Five new investigational agents currently in development by three major
pharmaceutical companies have already been selected for testing as part
of the first phase of the trial, and will be donated by the companies
with each agent representing a different drug class or type of chemical
mechanism for attacking cancer. The first agents expected to be tested
include:
-
ABT-888 (veliparib), a PARP inhibitor being developed by Abbott
Laboratories, Abbott Park, IL
-
AMG 655 (conatumumab), an APO/TRAIL inhibitor and AMG 386,
an angiogenesis inhibitor, both under development at Amgen, Thousand
Oaks, CA
-
CP-751,871 (figitumumab), an IGFR inhibitor and HKI-272
(neratinib), a Pan ErbB inhibitor both under development at
Pfizer, Inc., New York, NY
I-SPY 2 will be coordinated by two principal investigators, Laura
Esserman, M.D., M.B.A., Professor and Director, Carol Franc Buck Breast
Care Center at the University of California, San Francisco (UCSF), and
Donald Berry, Ph.D., Professor and Chair, Department of Biostatistics,
Division Head, Division of Quantitative Sciences at The University of
Texas M.D. Anderson Cancer Center. Clinical operations of the trial will
be managed by Angie DeMichele, M.D., M.S.C.E., Associate Professor of
Medicine and Epidemiology of the Abramson Cancer Center at the
University of Pennsylvania Medical Center. Nola Hylton, Ph.D., Professor
of Radiology and Director of the Breast MRI Research Program at UCSF
developed new tools to use MRI as a quantitative measure of response to
therapy developed in a previous research study, I-SPY 1; these tools
will be an integral part of the I-SPY 2 trial and will help validate
whether MRI tumor volume change, rather than surgery, can be used as a
way of determining patients’ response to treatment.
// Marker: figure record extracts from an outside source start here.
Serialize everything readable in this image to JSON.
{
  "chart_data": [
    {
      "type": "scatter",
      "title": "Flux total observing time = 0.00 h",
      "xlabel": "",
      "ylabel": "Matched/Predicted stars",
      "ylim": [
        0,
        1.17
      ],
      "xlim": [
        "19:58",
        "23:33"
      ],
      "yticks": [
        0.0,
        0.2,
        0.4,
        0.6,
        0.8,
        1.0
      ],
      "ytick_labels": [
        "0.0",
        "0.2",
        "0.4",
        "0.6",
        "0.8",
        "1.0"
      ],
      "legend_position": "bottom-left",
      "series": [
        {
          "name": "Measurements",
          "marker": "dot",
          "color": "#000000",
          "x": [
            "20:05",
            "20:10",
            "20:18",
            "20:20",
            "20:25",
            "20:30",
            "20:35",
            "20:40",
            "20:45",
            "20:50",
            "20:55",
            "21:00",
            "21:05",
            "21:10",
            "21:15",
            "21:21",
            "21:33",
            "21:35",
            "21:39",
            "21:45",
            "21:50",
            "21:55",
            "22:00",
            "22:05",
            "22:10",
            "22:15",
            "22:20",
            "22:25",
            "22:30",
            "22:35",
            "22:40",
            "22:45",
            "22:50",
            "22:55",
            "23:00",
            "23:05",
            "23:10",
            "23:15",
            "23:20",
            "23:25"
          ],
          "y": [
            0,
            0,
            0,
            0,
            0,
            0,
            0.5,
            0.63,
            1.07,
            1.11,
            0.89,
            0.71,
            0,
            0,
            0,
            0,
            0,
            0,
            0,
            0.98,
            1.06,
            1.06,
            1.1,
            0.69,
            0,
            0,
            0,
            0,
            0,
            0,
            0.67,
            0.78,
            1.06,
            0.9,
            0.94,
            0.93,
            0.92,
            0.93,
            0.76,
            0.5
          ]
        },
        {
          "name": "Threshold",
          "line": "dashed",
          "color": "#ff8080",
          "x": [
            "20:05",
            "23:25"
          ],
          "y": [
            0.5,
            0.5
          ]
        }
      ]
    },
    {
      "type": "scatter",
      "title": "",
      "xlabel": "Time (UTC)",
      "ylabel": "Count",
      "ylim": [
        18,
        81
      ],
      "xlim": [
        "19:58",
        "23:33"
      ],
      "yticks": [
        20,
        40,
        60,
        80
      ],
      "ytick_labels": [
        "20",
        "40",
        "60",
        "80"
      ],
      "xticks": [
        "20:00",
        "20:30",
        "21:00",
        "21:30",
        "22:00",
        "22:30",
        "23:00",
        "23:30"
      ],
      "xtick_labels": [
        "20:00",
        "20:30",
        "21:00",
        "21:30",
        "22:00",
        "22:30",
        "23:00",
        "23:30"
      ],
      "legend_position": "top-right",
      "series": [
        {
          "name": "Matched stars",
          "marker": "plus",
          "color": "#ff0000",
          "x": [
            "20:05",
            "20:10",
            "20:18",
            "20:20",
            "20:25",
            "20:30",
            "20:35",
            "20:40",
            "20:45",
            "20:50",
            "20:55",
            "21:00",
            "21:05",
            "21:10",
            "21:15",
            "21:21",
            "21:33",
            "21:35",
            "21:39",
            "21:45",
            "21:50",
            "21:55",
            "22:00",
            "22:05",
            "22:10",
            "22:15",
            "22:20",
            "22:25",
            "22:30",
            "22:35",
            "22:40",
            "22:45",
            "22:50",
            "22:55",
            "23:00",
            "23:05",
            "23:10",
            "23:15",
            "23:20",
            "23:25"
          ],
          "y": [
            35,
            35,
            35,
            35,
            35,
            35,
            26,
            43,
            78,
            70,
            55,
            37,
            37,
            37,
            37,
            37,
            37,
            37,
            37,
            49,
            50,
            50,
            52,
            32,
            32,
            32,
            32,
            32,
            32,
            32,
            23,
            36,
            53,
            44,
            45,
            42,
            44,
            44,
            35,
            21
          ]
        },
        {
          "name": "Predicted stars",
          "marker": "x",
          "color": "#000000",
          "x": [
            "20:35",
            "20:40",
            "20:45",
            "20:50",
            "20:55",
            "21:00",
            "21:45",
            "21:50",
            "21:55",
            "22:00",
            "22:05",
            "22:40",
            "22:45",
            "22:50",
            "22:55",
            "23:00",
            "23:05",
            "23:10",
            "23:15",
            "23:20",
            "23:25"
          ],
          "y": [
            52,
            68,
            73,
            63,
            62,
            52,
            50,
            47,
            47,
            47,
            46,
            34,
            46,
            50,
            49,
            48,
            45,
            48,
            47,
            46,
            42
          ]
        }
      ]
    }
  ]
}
“I-SPY 2 will provide a path to personalized medicine,” said Dr.
Esserman, a breast cancer surgeon and researcher at UCSF. “The
collaborative power behind this trial is truly transformational for
breast cancer patients and for cancer research as a whole. We have set
up a system where everyone can learn faster and, together, we can
dramatically reduce the amount of time and the cost to bring those drugs
to market that can make a difference in whether women live or die.”
“A considerable advantage for trial participants in I-SPY 2 is that
drugs and drug combinations can be given to more patients in the trial
as soon as they are proven to be clearly beneficial,” added Dr. Berry,
who supervised development of the innovative Bayesian adaptive design
for I-SPY 2. “By the same token, drugs that are ineffective in the trial
can be dropped just as quickly, which increases the safety of the study.”